La pelote basque, le business juteux de la mafia américaine

Dans les années 60, Miami, haut lieu de la cesta punta aux États-Unis, a vu les plus grands joueurs, fraîchement recrutés au Pays basque, devenir des stars adulées. Mais entre assassinat, corruption et joueurs sous-payés, le célèbre jeu de balles a vu sa réputation se ternir. Retour sur l’âge d’or américain de la pelote basque et d’une chute programmée.

François Mourasse, créateur de contenus et cofondateur du média Volta, aborde dans son documentaire l’évolution de la pelote basque et son incroyable aventure américaine.

Héritière des jeux de paume, la pelote basque n’a cessé d’évoluer à travers les siècles, se jouant d’abord en jeu direct, les équipes se faisant face, séparées par une ligne au sol, munies d’un gant en cuir, puis à main nue.  L’invention du latex à partir de 1830 transforme le jeu avec des balles plus légères et qui vont plus loin. La pelote se joue alors en jeu indirect, face à un mur : le fronton. Puis, en 1857, un jeune Senpertar a une idée : se servir d’un panier à fruits pour jouer à la pelote : c’est la naissance du chistera. Les joueurs s’éloignent du mur et de nouveaux équipements voient le jour pour faire parcourir à la balle des distances plus importantes.

Les Basques, empreints d’une forte culture maritime ancestrale, s’expatrient en Amérique latine, propageant ainsi leurs traditions. En 1888, Melchior Curutchague, jeune Basque argentin, décide d’adapter un chistera plus grand qui retient la balle. Son invention permet de stopper la balle dans le gant avant de la relancer (l’atxiki). La vitesse du lancer est décuplée, le terrain s’agrandit et le jeu devient encore plus spectaculaire. C’est l’apparition d’une nouvelle discipline : la cesta punta.
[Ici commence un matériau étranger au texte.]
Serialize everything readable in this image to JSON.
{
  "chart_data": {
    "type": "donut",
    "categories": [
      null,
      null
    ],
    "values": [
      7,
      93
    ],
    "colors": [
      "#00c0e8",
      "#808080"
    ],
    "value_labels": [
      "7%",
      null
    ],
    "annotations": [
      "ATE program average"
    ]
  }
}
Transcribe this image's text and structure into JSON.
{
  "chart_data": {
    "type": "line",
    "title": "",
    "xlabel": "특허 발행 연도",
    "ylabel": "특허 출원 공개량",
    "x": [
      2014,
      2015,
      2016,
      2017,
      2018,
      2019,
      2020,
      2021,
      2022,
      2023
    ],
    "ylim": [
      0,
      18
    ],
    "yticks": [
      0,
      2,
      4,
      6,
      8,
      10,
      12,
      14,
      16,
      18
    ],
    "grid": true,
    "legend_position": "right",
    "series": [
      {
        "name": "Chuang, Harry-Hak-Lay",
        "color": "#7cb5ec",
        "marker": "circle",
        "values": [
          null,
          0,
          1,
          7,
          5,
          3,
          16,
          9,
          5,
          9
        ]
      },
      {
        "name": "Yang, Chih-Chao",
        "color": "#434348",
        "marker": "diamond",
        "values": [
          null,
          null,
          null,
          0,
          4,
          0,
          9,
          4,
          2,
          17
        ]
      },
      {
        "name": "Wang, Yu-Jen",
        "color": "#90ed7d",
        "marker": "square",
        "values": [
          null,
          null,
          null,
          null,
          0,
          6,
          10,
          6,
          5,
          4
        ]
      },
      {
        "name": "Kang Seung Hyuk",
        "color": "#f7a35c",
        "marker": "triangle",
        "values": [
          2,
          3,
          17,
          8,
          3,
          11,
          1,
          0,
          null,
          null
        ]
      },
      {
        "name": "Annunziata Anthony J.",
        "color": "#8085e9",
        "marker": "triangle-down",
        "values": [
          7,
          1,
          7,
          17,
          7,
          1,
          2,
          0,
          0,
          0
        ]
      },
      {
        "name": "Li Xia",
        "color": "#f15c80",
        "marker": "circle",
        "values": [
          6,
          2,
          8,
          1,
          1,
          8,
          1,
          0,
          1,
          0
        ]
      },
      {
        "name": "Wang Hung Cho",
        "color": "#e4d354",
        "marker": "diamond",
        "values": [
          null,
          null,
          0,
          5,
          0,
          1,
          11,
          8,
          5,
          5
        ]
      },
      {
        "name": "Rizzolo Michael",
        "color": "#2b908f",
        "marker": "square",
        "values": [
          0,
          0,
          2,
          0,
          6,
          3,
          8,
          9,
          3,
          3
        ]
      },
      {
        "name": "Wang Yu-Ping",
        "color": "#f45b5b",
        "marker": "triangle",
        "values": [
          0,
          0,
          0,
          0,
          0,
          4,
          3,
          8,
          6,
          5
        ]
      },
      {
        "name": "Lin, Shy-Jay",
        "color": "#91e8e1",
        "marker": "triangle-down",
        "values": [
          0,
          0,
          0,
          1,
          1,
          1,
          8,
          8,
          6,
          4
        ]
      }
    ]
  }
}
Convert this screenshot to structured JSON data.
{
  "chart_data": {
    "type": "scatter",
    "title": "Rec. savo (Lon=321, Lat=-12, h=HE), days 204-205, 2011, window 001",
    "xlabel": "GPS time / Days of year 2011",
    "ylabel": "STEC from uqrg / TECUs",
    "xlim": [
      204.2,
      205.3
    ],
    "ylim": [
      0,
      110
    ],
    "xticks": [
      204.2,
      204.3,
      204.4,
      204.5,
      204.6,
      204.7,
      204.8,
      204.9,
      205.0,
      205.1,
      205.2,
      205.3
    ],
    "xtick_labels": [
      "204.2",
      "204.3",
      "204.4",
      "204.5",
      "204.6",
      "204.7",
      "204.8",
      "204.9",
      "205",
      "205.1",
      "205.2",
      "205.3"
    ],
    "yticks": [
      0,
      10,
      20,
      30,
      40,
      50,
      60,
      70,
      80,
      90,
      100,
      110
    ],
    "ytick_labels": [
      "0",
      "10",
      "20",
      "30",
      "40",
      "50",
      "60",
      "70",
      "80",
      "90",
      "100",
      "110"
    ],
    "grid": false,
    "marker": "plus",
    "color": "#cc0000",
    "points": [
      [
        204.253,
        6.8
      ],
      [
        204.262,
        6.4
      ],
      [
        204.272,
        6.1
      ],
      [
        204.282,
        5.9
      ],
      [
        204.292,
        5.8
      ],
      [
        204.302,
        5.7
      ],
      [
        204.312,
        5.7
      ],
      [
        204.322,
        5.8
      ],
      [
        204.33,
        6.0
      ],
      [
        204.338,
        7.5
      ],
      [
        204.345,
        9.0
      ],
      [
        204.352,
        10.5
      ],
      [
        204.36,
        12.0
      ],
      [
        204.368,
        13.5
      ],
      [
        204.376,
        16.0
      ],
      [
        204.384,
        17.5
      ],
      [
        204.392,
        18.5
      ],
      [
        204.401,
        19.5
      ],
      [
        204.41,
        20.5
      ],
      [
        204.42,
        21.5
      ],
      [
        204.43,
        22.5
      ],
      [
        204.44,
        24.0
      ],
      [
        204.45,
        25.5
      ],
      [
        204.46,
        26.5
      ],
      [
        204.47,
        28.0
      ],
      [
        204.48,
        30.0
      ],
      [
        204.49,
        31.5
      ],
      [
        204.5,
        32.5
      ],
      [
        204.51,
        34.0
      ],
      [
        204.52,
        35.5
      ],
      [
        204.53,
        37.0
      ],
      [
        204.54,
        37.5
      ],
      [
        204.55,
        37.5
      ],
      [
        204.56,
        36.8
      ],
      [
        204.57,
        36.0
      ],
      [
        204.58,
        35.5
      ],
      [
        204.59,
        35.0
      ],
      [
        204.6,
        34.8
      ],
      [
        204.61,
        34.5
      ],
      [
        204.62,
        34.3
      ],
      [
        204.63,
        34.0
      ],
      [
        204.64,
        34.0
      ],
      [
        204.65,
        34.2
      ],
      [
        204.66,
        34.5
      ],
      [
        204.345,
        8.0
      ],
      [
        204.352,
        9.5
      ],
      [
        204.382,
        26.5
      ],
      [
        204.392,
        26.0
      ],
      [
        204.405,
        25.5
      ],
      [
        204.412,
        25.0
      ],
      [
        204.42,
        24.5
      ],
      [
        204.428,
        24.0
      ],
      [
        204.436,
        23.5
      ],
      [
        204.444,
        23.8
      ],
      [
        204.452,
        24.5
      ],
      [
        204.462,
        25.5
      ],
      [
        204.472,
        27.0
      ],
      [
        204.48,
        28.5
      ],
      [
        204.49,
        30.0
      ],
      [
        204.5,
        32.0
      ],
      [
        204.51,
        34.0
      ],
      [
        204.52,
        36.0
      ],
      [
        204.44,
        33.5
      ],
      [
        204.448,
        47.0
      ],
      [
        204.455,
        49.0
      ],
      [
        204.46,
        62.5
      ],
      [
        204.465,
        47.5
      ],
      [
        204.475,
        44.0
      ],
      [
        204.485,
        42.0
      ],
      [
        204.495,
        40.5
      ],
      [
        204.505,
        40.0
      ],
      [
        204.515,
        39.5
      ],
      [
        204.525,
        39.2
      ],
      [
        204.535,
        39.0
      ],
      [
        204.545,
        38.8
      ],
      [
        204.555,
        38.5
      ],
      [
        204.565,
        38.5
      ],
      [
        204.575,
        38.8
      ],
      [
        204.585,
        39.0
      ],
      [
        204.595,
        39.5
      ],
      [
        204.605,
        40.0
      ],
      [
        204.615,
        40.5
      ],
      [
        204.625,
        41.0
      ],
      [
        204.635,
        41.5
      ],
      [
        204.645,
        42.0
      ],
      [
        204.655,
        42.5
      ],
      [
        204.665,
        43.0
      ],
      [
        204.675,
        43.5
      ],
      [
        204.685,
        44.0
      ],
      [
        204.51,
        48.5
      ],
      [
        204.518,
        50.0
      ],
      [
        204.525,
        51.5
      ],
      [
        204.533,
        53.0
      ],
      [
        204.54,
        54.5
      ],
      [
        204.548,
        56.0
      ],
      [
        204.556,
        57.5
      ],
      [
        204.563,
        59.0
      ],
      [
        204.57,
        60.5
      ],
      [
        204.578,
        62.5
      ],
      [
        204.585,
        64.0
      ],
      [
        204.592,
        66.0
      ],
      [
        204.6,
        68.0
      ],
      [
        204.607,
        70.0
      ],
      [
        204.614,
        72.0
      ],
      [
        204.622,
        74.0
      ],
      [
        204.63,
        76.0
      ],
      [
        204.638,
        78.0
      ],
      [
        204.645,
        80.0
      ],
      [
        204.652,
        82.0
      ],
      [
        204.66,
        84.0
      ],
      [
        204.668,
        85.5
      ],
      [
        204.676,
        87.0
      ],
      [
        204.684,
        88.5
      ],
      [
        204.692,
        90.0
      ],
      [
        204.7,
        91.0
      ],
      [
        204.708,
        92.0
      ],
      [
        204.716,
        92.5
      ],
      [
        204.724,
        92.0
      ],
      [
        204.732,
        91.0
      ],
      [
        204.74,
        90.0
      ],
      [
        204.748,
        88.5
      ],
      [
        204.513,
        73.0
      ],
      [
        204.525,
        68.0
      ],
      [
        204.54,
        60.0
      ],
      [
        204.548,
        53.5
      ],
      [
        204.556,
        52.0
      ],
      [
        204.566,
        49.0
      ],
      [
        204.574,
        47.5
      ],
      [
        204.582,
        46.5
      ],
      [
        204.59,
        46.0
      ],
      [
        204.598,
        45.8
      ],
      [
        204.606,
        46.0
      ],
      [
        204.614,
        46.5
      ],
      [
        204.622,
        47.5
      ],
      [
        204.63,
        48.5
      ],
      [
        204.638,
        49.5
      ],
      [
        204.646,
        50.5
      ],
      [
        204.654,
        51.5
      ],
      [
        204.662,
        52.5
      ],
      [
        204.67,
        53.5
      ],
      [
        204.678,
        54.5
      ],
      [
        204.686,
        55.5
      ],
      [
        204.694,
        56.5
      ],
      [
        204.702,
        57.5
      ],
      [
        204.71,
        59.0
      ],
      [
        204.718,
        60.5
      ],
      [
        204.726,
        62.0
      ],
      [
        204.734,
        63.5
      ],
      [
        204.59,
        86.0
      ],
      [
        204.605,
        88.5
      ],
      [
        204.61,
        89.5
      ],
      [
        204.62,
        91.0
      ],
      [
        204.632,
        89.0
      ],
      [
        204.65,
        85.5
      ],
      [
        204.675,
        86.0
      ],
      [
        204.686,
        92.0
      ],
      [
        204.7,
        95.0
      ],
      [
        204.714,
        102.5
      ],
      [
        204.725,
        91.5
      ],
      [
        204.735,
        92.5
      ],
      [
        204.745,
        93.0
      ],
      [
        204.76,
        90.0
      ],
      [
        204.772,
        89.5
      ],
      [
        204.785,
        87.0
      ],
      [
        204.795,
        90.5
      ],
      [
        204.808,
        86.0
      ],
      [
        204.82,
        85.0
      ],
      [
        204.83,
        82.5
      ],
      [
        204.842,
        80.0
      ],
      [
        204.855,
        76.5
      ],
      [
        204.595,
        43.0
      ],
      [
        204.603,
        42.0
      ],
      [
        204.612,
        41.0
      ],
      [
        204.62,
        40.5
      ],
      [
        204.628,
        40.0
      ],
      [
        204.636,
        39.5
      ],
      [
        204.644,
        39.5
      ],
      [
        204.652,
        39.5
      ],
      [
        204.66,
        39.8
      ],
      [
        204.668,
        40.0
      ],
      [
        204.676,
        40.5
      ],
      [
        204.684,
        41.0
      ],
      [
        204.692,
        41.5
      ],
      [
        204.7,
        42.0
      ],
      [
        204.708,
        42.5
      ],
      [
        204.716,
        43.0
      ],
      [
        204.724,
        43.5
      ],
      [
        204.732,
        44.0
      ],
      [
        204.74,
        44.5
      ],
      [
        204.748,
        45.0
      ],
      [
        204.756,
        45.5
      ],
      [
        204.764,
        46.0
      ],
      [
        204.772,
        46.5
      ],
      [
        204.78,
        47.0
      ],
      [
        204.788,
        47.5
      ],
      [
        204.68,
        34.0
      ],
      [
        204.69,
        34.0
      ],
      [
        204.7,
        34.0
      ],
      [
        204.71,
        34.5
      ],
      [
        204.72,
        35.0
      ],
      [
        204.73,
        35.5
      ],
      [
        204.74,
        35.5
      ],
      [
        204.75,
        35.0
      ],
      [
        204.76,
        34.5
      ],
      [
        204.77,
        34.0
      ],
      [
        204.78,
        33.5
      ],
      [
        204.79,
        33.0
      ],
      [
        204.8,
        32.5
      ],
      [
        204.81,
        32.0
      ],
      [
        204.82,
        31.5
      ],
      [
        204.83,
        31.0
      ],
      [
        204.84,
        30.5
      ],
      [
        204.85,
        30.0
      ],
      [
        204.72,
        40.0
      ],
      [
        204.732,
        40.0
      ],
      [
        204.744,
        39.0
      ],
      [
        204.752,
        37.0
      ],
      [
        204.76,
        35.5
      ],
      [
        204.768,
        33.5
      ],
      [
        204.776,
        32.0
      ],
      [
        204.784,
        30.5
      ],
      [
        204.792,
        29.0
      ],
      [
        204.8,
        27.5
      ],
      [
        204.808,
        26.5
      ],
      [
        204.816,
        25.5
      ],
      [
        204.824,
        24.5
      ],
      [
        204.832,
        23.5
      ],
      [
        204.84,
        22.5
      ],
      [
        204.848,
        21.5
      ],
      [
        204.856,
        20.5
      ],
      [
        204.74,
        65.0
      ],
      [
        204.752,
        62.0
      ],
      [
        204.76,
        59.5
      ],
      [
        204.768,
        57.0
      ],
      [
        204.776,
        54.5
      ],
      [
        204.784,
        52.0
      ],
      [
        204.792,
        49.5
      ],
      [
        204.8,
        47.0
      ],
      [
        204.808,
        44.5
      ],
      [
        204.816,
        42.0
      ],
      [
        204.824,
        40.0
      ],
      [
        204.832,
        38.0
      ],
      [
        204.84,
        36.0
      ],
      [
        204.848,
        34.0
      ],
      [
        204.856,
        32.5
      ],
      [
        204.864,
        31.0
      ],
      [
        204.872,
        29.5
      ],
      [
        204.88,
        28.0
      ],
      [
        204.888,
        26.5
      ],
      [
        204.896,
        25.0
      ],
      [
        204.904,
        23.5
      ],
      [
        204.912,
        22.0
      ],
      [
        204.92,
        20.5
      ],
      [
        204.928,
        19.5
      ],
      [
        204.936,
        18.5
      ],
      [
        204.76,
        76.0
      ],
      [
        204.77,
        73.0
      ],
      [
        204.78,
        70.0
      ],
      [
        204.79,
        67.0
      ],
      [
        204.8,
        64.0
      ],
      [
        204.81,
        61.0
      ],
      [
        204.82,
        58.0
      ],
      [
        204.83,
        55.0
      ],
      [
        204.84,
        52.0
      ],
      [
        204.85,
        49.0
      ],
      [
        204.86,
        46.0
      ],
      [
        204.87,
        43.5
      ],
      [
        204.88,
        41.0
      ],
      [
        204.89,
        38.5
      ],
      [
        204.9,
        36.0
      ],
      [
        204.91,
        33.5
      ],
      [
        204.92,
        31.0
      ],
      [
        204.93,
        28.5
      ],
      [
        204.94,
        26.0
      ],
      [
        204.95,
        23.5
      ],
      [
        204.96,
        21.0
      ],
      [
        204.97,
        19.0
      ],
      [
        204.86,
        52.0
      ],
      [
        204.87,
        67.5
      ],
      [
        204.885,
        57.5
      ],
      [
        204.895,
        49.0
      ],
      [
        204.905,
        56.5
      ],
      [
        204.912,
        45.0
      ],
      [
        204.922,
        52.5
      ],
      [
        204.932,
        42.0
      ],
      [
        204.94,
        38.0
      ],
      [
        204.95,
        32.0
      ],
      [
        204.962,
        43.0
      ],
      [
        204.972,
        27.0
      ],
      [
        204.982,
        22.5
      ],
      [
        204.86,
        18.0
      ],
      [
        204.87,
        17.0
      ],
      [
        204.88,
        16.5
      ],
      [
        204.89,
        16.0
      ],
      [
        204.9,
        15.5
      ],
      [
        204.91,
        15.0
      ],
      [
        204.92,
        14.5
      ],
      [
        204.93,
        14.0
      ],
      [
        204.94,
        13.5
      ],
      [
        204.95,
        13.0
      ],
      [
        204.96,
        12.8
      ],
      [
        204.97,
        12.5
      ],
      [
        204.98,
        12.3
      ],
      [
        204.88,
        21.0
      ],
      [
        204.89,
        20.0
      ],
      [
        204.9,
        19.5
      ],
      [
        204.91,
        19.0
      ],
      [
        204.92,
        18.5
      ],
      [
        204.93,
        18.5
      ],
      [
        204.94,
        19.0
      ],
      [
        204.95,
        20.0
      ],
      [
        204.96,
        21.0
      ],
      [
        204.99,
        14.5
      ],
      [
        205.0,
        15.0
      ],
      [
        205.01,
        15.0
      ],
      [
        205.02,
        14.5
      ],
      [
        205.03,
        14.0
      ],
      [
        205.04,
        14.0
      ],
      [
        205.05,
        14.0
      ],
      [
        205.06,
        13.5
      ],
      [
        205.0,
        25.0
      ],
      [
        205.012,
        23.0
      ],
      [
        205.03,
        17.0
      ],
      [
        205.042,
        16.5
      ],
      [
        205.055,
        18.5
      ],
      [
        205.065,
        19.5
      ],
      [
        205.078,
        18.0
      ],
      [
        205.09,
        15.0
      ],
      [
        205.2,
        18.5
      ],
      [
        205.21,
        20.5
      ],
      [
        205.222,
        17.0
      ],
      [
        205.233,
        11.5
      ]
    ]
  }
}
Cesta punta : le rêve américain

En 1904, les Américains découvrent la pelote basque à l’exposition universelle de Saint-Louis. Les frontons poussent comme des champignons dans le pays, à l’instar de Miami qui ouvre son premier jai alai en 1929. À cette époque, la pelote, très populaire à Cuba, compte une grande diaspora de joueurs. Les paris sont légion et le sport est directement intégré au casino, mais la révolution communiste met brutalement fin aux jeux d’argent. Les joueurs s’exilent alors en Floride qui devient, dans les années 60, un haut lieu de la cesta punta aux Etats-Unis. S’instaure alors une véritable filière de recrutement de joueurs, faisant de ces jeunes Basques, souvent pêcheurs ou fermiers chez eux, des stars façonnées à la sauce U.S.  À cette époque, les frontons qui tournent à plein régime drainent d’importantes sommes d’argent. 

Cesta punta outre-Atlantique : une chute programmée

En 1981, Roger Wheeler, propriétaire du World Jai Alai à Miami, est retrouvé assassiné dans sa voiture, après avoir découvert un système de détournement de fonds impliquant des membres du gang de Winter Hill, dirigé par le mafieux Whitey Bulger. La mafia s’intéresse de près au jai alai du fait de son potentiel lucratif et de la possibilité de manipuler les résultats des matches afin d’en tirer profit. Le First National Bank of Boston, qui avait financé le développement du jai alai aux Etats-Unis, plaide coupable en 1985 pour blanchiment d’argent dont une grande partie provenait de la mafia. Les liens entre les jai alai et la mafia contribuent à ternir l’image du jeu de balles. En 1988, les joueurs, sous-payés, décident quant à eux d’entamer une grève. Les investisseurs deviennent frileux, la cesta punta baisse en popularité, et c’est ainsi que l’âge d’or de la cesta punta prend fin outre-Atlantique.

Malgré l’issue qu’on lui connaît désormais en Amérique, la pelote basque, transmise par les anciens tel un précieux héritage, est et restera dans le cœur des Basques.